Throughout the pandemic, what once was a crumbling support network has become a glaringly insufficient one. Organizations like Hope Acts can’t do much for asylum seeking workers who continue to be subject to COVID outbreaks, are fired and rehired along with COVID surges, and are just generally treated as fully interchangeable by employers who know they have no option but to return to the factory when called upon. 

The impossibility of being a new asylum seeker in Maine far exceeds issues of workplace conditions and treatment. In fact, a position at Abbott is what many of my clients have aspired towards as a far-down-the-road position. In Portland, the housing crisis is more rampant than it ever has been, with city officials neglecting to create long term solutions for emergency housing, instead sequestering newcomers to motels to fend for themselves, sometimes for months on end. In these strip-mall adjacent motels, asylum seekers have no translator, and oftentimes no phone. They have no bus fare. Even if they did, they would have no way of knowing how the Portland metro works and no knowledge of where to go. 

Nonprofit groups, sometimes church organizations, bring food to those who live in the motels. These asylum seekers can’t work, because the wait time to apply for a work permit doubled during the Trump administration and hasn’t been upturned yet. And because they can’t work, they can’t make deposits on apartments, leaving it up to nonprofits, once again, to fundraise money for the deposit and to serve as liaisons between housing applicants and landlords who refuse to house asylum seekers. 

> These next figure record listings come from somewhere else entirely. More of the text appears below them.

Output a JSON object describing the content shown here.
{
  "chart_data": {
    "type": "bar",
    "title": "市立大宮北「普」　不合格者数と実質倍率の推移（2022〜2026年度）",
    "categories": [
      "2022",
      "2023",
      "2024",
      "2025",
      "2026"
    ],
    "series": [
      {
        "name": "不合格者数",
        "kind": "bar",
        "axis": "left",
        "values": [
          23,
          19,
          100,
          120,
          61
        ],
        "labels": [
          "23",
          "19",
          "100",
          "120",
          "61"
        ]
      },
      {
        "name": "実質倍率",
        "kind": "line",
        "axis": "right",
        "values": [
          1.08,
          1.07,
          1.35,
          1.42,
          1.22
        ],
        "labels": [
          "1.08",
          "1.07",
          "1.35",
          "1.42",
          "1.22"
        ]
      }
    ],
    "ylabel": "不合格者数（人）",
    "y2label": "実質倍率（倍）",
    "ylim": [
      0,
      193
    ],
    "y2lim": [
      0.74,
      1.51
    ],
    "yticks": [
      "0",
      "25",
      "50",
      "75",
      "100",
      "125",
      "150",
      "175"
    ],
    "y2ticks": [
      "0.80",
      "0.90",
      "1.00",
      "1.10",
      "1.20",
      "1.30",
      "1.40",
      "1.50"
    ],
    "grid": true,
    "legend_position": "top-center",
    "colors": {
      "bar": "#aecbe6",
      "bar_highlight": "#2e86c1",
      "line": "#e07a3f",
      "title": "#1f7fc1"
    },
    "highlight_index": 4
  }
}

The climb towards livability for asylum seekers in Maine is as treacherous as it is lonesome, and a job manufacturing at Abbott is oftentimes the pinnacle of the journey rather than a step along the way to more favorable employment. When I opened my neatly-packaged at-home test kit to reveal that it was an Abbott test, my heart sank in remembering having heard of the layoffs and all the times I congratulated clients on their new jobs at Abbott, knowing how long it must have taken them to secure a job, a place to live, a means of transportation. 

It is unlikely that institutions like Bowdoin will ever thoroughly examine the relationships it has with the asylum seekers and asylees that have proved the backbone of their COVID testing initiatives.  It is hard to say if colleges are responsible for community-building and for advancing more robust storefronts on the dwindling main streets of their college towns. These immigrants often eventually find employment at the schools and have continued to support our COVID protocols throughout the pandemic—at times, at their own risk. There are countless avenues through which to examine the one-sidedness of the relationship between new immigrants and private institutions like Bowdoin, but Bowdoin’s use of Abbott tests perfectly exemplifies the glaring inequalities present in corporatization of pandemic health and safety. 

Abbott will continue to attempt to desensitize Maine immigrants to the pandemic that has categorically affected their demographic the most; tiny non profit organizations will continue to bandage the gaping wound that is a severe lacking in housing and resources for new Mainers, as it is all that they can do; colleges like Bowdoin will continue to supply students with tests made by workers who don’t have access to the same tests, who were paid to destroy tests rather than use them in vulnerable communities, and who face inevitable relocation or firing during Abbott’s next downswing. Once we stop ignoring the pandemic altogether, I imagine the cycle will take new form: a corporation, either Abbott or one that hasn’t yet entered play in Maine’s employment field, will utilize Maine immigrants—those who know Maine as more than just Vacationland—to make life for rich Mainers and out-of-staters more comfortable.